Она приняла свой покорно плачевный вид и сказала мужу:
– Послушай, граф, ты довел до того, что за дом ничего не дают, а теперь и все наше – детское состояние погубить хочешь. Ведь ты сам говоришь, что в доме на сто тысяч добра. Я, мой друг, не согласна и не согласна. Воля твоя! На раненых есть правительство. Они знают. Посмотри: вон напротив, у Лопухиных, еще третьего дня все дочиста вывезли. Вот как люди делают. Одни мы дураки. Пожалей хоть не меня, так детей.
Граф замахал руками и, ничего не сказав, вышел из комнаты.
– Папа! об чем вы это? – сказала ему Наташа, вслед за ним вошедшая в комнату матери.
– Ни о чем! Тебе что за дело! – сердито проговорил граф.
– Нет, я слышала, – сказала Наташа. – Отчего ж маменька не хочет?
– Тебе что за дело? – крикнул граф.
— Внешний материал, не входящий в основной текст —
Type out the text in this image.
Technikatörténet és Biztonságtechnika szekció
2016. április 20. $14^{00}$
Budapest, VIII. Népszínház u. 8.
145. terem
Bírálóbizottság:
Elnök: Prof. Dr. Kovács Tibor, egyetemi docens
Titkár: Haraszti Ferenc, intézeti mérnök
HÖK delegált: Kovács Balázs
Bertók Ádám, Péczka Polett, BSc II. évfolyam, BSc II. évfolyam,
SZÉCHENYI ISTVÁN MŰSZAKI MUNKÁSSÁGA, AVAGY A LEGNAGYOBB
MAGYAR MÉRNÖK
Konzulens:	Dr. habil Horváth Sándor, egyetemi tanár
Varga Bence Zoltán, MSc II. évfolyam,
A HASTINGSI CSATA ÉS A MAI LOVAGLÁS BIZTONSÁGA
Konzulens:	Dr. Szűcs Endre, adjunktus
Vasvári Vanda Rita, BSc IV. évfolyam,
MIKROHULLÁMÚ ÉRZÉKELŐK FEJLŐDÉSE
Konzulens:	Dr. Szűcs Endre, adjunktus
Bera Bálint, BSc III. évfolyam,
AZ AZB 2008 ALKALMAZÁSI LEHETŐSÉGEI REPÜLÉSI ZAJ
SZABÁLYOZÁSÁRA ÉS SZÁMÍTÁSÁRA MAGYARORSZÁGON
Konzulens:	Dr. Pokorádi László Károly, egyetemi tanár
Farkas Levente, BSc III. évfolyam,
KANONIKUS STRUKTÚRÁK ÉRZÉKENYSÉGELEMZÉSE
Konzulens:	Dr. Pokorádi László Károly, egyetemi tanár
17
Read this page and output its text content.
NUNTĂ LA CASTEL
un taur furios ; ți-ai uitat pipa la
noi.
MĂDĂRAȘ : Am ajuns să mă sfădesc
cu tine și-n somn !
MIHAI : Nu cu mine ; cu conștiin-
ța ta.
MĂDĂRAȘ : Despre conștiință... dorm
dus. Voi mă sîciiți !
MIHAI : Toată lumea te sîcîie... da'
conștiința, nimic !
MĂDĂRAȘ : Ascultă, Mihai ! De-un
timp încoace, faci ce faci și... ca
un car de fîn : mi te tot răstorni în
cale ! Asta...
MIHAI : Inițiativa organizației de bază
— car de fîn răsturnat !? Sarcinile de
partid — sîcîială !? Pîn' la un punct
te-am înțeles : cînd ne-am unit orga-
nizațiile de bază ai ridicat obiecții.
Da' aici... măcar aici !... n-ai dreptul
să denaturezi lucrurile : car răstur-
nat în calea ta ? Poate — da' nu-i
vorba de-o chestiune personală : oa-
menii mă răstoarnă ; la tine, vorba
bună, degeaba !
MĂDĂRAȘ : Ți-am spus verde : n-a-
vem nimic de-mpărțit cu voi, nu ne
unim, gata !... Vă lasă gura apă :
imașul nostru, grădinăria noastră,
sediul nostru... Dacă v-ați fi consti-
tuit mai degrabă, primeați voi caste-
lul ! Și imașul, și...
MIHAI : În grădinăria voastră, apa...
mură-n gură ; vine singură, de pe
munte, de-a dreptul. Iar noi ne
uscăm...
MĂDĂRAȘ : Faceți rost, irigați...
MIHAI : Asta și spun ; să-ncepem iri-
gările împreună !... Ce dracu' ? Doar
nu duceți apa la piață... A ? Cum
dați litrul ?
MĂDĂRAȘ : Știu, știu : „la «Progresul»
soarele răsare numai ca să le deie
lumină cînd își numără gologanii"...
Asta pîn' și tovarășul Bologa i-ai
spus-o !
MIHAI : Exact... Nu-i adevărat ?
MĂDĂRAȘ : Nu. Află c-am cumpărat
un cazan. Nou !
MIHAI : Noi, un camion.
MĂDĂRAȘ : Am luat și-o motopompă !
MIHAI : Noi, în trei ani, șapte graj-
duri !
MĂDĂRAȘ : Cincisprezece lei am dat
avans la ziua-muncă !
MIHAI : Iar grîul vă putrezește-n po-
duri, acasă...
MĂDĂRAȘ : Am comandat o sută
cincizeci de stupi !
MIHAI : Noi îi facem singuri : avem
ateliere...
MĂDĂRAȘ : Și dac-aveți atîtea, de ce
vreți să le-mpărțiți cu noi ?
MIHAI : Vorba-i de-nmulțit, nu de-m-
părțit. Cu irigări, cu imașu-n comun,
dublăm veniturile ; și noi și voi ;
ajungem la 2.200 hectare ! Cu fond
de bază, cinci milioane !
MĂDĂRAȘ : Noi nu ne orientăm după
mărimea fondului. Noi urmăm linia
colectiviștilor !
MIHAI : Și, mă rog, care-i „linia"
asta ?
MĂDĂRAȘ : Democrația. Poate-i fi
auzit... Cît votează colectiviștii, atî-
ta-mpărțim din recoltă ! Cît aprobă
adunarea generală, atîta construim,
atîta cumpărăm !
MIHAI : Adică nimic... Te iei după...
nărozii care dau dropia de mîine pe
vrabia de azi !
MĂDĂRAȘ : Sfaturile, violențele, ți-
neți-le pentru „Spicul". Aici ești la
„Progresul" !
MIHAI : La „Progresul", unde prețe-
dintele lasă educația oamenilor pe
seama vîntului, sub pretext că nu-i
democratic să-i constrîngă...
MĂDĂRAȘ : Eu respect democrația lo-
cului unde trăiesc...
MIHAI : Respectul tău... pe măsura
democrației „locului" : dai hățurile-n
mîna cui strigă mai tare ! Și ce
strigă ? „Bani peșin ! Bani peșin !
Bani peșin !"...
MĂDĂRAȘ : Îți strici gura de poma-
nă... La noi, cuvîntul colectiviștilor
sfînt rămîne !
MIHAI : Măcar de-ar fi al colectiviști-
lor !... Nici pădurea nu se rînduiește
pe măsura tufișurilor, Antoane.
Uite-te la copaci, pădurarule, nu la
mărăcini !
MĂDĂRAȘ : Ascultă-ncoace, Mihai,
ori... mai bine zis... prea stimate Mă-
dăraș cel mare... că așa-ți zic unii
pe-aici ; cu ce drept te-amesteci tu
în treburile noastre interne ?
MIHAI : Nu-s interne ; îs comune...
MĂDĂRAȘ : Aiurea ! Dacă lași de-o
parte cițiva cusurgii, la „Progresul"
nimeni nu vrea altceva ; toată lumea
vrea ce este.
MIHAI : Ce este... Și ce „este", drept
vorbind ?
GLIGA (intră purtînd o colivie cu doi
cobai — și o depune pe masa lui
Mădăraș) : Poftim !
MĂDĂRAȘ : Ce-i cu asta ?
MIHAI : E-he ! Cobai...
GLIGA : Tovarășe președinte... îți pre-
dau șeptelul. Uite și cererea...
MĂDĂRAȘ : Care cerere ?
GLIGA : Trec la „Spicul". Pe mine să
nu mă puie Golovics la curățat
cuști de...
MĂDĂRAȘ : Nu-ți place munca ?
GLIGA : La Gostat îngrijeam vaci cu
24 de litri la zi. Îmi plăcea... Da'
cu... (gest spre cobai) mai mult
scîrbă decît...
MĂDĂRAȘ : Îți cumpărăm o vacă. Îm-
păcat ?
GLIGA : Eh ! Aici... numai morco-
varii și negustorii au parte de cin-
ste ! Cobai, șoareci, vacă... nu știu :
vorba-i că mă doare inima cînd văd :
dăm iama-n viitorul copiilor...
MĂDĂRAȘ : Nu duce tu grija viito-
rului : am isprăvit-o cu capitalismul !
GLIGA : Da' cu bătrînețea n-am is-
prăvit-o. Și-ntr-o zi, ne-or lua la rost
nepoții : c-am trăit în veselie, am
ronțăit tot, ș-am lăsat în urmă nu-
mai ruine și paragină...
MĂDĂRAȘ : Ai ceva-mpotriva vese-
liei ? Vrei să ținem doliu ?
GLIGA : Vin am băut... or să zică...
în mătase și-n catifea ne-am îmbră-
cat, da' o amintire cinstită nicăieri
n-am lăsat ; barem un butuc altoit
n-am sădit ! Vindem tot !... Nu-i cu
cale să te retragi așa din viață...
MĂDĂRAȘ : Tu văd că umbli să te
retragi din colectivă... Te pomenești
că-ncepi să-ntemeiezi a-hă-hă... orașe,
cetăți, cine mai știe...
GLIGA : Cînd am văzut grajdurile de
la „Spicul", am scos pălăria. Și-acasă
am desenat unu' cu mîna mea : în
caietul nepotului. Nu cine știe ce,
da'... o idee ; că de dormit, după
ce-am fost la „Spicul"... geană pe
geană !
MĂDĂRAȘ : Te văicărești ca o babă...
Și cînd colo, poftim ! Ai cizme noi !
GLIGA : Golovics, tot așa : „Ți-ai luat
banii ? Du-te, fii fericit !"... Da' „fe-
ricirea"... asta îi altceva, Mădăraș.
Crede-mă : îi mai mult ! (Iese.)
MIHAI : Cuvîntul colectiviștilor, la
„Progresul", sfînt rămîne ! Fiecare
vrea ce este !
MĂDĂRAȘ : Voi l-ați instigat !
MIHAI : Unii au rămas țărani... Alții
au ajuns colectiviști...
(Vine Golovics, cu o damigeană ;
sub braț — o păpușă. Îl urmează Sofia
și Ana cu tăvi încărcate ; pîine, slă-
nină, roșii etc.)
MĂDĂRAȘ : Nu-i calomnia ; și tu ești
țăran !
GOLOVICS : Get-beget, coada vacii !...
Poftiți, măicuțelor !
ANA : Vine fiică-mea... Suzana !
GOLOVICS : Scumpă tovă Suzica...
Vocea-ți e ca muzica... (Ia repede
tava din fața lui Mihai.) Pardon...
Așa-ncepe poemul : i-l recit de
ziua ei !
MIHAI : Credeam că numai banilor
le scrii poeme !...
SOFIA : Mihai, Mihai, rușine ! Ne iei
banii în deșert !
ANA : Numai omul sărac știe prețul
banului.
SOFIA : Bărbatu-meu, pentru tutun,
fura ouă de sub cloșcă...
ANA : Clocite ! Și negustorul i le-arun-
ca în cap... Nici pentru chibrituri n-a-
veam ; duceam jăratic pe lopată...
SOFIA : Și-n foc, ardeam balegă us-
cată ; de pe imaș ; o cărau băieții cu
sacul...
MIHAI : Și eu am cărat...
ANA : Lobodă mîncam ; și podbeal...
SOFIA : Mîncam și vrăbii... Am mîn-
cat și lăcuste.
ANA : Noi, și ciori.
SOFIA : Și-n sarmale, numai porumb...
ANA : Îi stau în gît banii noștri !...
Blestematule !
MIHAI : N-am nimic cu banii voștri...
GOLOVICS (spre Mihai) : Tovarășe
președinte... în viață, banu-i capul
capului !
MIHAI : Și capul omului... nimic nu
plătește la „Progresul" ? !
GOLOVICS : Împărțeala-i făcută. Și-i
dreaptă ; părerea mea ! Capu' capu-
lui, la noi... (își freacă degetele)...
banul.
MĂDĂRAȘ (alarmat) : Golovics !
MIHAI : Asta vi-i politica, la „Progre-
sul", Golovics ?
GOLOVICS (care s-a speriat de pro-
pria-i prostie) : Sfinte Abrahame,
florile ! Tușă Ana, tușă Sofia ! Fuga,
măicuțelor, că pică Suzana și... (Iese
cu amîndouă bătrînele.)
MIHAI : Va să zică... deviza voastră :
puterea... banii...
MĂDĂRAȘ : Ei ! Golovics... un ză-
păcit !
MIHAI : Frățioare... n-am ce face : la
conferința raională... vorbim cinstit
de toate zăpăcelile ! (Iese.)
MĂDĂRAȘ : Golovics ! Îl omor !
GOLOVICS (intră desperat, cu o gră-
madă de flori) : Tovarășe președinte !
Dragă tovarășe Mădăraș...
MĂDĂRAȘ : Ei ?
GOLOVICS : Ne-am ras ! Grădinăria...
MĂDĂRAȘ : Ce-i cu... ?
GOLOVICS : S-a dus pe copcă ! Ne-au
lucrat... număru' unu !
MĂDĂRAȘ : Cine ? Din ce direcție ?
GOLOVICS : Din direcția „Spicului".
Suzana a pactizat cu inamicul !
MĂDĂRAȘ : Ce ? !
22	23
Наташа отошла к окну и задумалась.
– Папенька, Берг к нам приехал, – сказала она, глядя в окно.


Берг, зять Ростовых, был уже полковник с Владимиром и Анной на шее и занимал все то же покойное и приятное место помощника начальника штаба, помощника первого отделения начальника штаба второго корпуса.
Он 1 сентября приехал из армии в Москву.
Ему в Москве нечего было делать; но он заметил, что все из армии просились в Москву и что то там делали. Он счел тоже нужным отпроситься для домашних и семейных дел.
Берг, в своих аккуратных дрожечках на паре сытых саврасеньких, точно таких, какие были у одного князя, подъехал к дому своего тестя. Он внимательно посмотрел во двор на подводы и, входя на крыльцо, вынул чистый носовой платок и завязал узел.
Из передней Берг плывущим, нетерпеливым шагом вбежал в гостиную и обнял графа, поцеловал ручки у Наташи и Сони и поспешно спросил о здоровье мамаши.
– Какое теперь здоровье? Ну, рассказывай же, – сказал граф, – что войска? Отступают или будет еще сраженье?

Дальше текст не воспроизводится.